Okay, then let's judge it by the fact that they started as a non-profit and now are are playing the same growth-at-all-costs playbook from Silicon Valley.
Or let's judge them by how they they consider themselves above copyright law, and went on to US congress to say "we can not run this business without stealing intellectual property".
Or how they they don't mind making deals with the Saudis.
Or how they don't mind getting in bed with Trump to secure expedited construction of their datacenters.
Or how they are making all types of accounting fraud (the circular deals) to keep propping up the bubble, and will undoubtly be footed by the taxpayers when it finally pops?
> What has Anthropic given?
Anthropic is also trash. They are guided by this whole "Effective Altruism" bullshit which should be enough to raise all sorts of red flags. But to think that OpenAI is somehow "better" is completely absurd. Both of them are dangerous and both of them should not exist.
At least you know his intentions, which is that he will do anything to win. And codex actually works, I can let it run for hours and at least come back and it’s done a good job.
CC not only fucked me with false advertising on Opus that I cancelled, but it fucking stops working so often or sucks after a little bit of context usage.
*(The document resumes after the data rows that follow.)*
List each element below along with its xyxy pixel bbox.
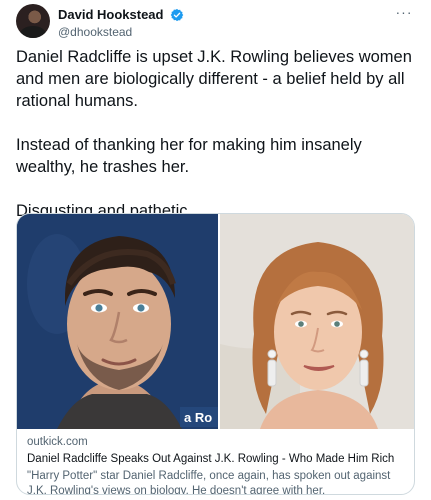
- tweet-header: David Hookstead @dhookstead ···: [16, 4, 415, 40]
- link-preview-image[interactable]: a Ro: [17, 214, 414, 429]
- image-watermark: a Ro: [184, 410, 212, 425]
- author-display-name[interactable]: David Hookstead: [58, 7, 163, 23]
- link-preview-meta: outkick.com Daniel Radcliffe Speaks Out …: [17, 429, 414, 495]
- verified-badge-icon: [170, 8, 184, 21]
- link-domain: outkick.com: [27, 436, 88, 448]
- portrait-woman-illustration: [220, 214, 414, 429]
- avatar-shoulders: [20, 26, 46, 38]
- link-description: "Harry Potter" star Daniel Radcliffe, on…: [27, 470, 391, 495]
- author-names: David Hookstead @dhookstead: [58, 6, 184, 40]
- photo-jk-rowling: [220, 214, 414, 429]
- more-options-icon[interactable]: ···: [393, 5, 415, 22]
- avatar[interactable]: [16, 4, 50, 38]
- portrait-man-illustration: a Ro: [17, 214, 218, 429]
- tweet: David Hookstead @dhookstead ··· Daniel R…: [0, 0, 431, 500]
- tweet-paragraph: Daniel Radcliffe is upset J.K. Rowling b…: [16, 48, 412, 110]
- link-preview-card[interactable]: a Ro outkick.com Daniel Radcliffe Speaks…: [16, 213, 415, 495]
- link-title[interactable]: Daniel Radcliffe Speaks Out Against J.K.…: [27, 452, 406, 467]
- author-handle[interactable]: @dhookstead: [58, 25, 184, 40]
- tweet-paragraph: Instead of thanking her for making him i…: [16, 136, 362, 176]
- photo-daniel-radcliffe: a Ro: [17, 214, 218, 429]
A\ ceo is a bad salesman (50% of X will lose their jobs, 3 months later 50% of Y will lose their jobs).
A\ also falsely advertised their Opus usage that me and many others cancelled months ago. They even were nuking all GitHub issues around this.
IMO, CC is for tourists and people who fall for AI marketing on X.
Unfortunately for those of us who just want to eat a nice filling meal at the fixed price all you can eat buffet of AI subscriptions, a minority of customers keeps paying for the all you can eat buffet and staying for hours and bringing containers to sneak food out when they leave. And they keep wearing disguises to try and evade detection.
It’s a losing battle for the provider, which ultimately means the subscription pricing model can’t work, which hurts the majority of customers that just want to use the system as intended and no longer have a subscription model available.
I have plenty of frustrations with Anthropic as a paying customer, but this specific false positive abuse detection doesn’t strike me as all that awful, just some annoying collateral damage. I’d rather have that than no subscription model at all.